Carbon reduction, national call for drilling weighs on Missoula City Council
Two weeks after the City of Missoula released its newest greenhouse gas inventory, members of the public are urging council members to take note of the city’s carbon footprint and develop tools to reduce it.
The City Council last summer adopted an equity resolution and directed a working group to develop a lens though which decisions would be made with the city’s equity goals in mind.
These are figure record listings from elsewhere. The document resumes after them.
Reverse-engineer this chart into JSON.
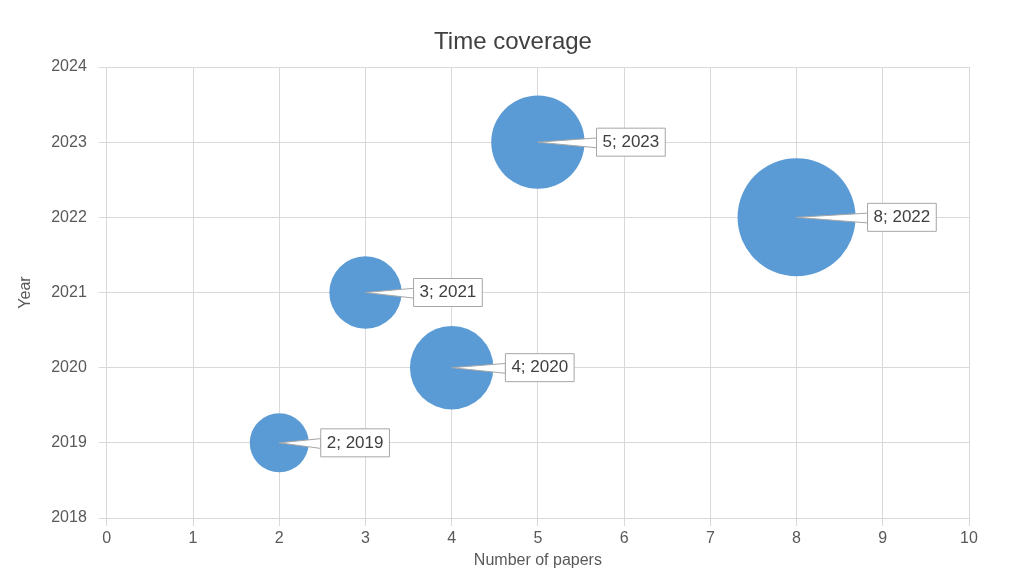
{
  "chart_data": {
    "type": "bubble",
    "title": "Time coverage",
    "xlabel": "Number of papers",
    "ylabel": "Year",
    "x": [
      2,
      3,
      4,
      5,
      8
    ],
    "values": [
      2019,
      2021,
      2020,
      2023,
      2022
    ],
    "sizes": [
      0.25,
      0.375,
      0.5,
      0.625,
      1
    ],
    "value_labels": [
      "2; 2019",
      "3; 2021",
      "4; 2020",
      "5; 2023",
      "8; 2022"
    ],
    "color": "#5b9bd5",
    "xlim": [
      0,
      10
    ],
    "xticks": [
      0,
      1,
      2,
      3,
      4,
      5,
      6,
      7,
      8,
      9,
      10
    ],
    "ylim": [
      2018,
      2024
    ],
    "yticks": [
      2018,
      2019,
      2020,
      2021,
      2022,
      2023,
      2024
    ],
    "grid": true,
    "legend": false
  }
}
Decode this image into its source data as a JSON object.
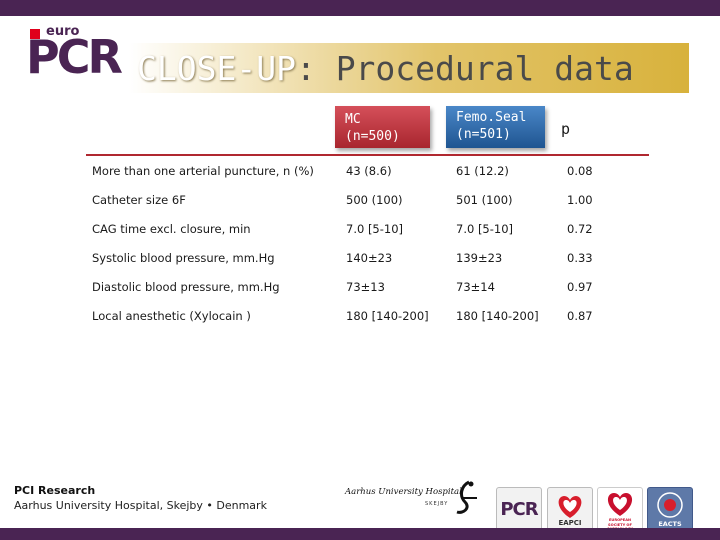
{
  "slide": {
    "title_accent": "CLOSE-UP",
    "title_rest": ": Procedural data"
  },
  "brand": {
    "euro": "euro",
    "pcr": "PCR"
  },
  "table": {
    "headers": [
      {
        "line1": "MC",
        "line2": "(n=500)"
      },
      {
        "line1": "Femo.Seal",
        "line2": "(n=501)"
      },
      {
        "label": "p"
      }
    ],
    "rows": [
      {
        "label": "More than one arterial puncture, n (%)",
        "mc": "43 (8.6)",
        "fs": "61 (12.2)",
        "p": "0.08"
      },
      {
        "label": "Catheter size 6F",
        "mc": "500 (100)",
        "fs": "501 (100)",
        "p": "1.00"
      },
      {
        "label": "CAG time excl. closure, min",
        "mc": "7.0 [5-10]",
        "fs": "7.0 [5-10]",
        "p": "0.72"
      },
      {
        "label": "Systolic blood pressure, mm.Hg",
        "mc": "140±23",
        "fs": "139±23",
        "p": "0.33"
      },
      {
        "label": "Diastolic blood pressure, mm.Hg",
        "mc": "73±13",
        "fs": "73±14",
        "p": "0.97"
      },
      {
        "label": "Local anesthetic (Xylocain )",
        "mc": "180 [140-200]",
        "fs": "180 [140-200]",
        "p": "0.87"
      }
    ]
  },
  "footer": {
    "org_line1": "PCI Research",
    "org_line2": "Aarhus University Hospital, Skejby • Denmark",
    "hospital_logo_text": "Aarhus University Hospital",
    "hospital_logo_sub": "SKEJBY",
    "badges": [
      {
        "name": "PCR",
        "label": "PCR"
      },
      {
        "name": "EAPCI",
        "label": "EAPCI"
      },
      {
        "name": "ESC",
        "label": "EUROPEAN SOCIETY OF CARDIOLOGY"
      },
      {
        "name": "EACTS",
        "label": "EACTS"
      }
    ]
  },
  "colors": {
    "brand_purple": "#4a2453",
    "mc_red": "#b02830",
    "femoseal_blue": "#2a66a8",
    "title_gold": "#d8b23c"
  }
}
A similar effort to address carbon emissions through a climate lens is also in the works.
But some members of the public are growing impatient.
“I haven’t heard it applied yet at any of these meetings,” said resident Shamis Land on Monday night. “There needs to be a focus and flow into all the (city’s) projects.”
Last month, the city released its newest Greenhouse Gas Inventory, which found that those living and working within the city’s urban boundary emitted 1.1 million tons of carbon dioxide annually, or roughly 12.1 tons per person.
It also found that the residents of Missoula combine for more than 1.8 million vehicle miles each day, accounting for nearly 84% of all the greenhouse gas emissions released annually by the city’s transportation sector, outpacing both the airport and railroad combined.
While the trends won’t be reversed overnight, city officials said they are working to develop a climate lens through which future decisions will be made.
“We are getting closer to this, and I think it’s going to be a very important piece for this body’s decision making,” said council member Amber Sherrill, who is helping develop the policy. “It’s going to push policy around climate change, and we will have every single department looking at this and considering this in all sorts of different ways.”
Those efforts could run as deep as the products purchased by the city, Sherrill said.
“We’re talking down to where products might come from,” she said. “We need to balance the financial piece with that, but it’s going to be a complete game changer for how different projects and purchases are brought to this body in the future.”
The city and county have both adopted a number of goals aimed at carbon reduction, including 100% clean electricity by 2030 and zero waste by 2035. Mountain Line also has increased its fleet of electric busses, and the city is planning an eventual shift to electric vehicles and more electric charging stations.
While the clean electricity goals may be ambitious, Leigh Ratterman, the city’s climate action specialist, said they can be achieved if the city’s effort to develop a green tariff with NorthWestern Energy bares fruit. Bozeman and Helena are also part of that effort.
But some council members want to see change on a broader scale. Council member Daniel Carlino on Monday scolded the state’s congressional delegation for propping up the oil and gas industry in light of the Russian war on Ukraine.
“We’re hearing a lot from our politicians in Montana that think this is the time to drill, drill, drill,” Carlino said. “Both our Montana senators now are advocating for more drilling, fracking and more pipelines under our rivers in Montana. Shame on Sens. Daines and Tester for supporting oil and gas infrastructure in 2022 knowing the exact facts and science. I think that comes from their large contributions from the fossil fuel industry.”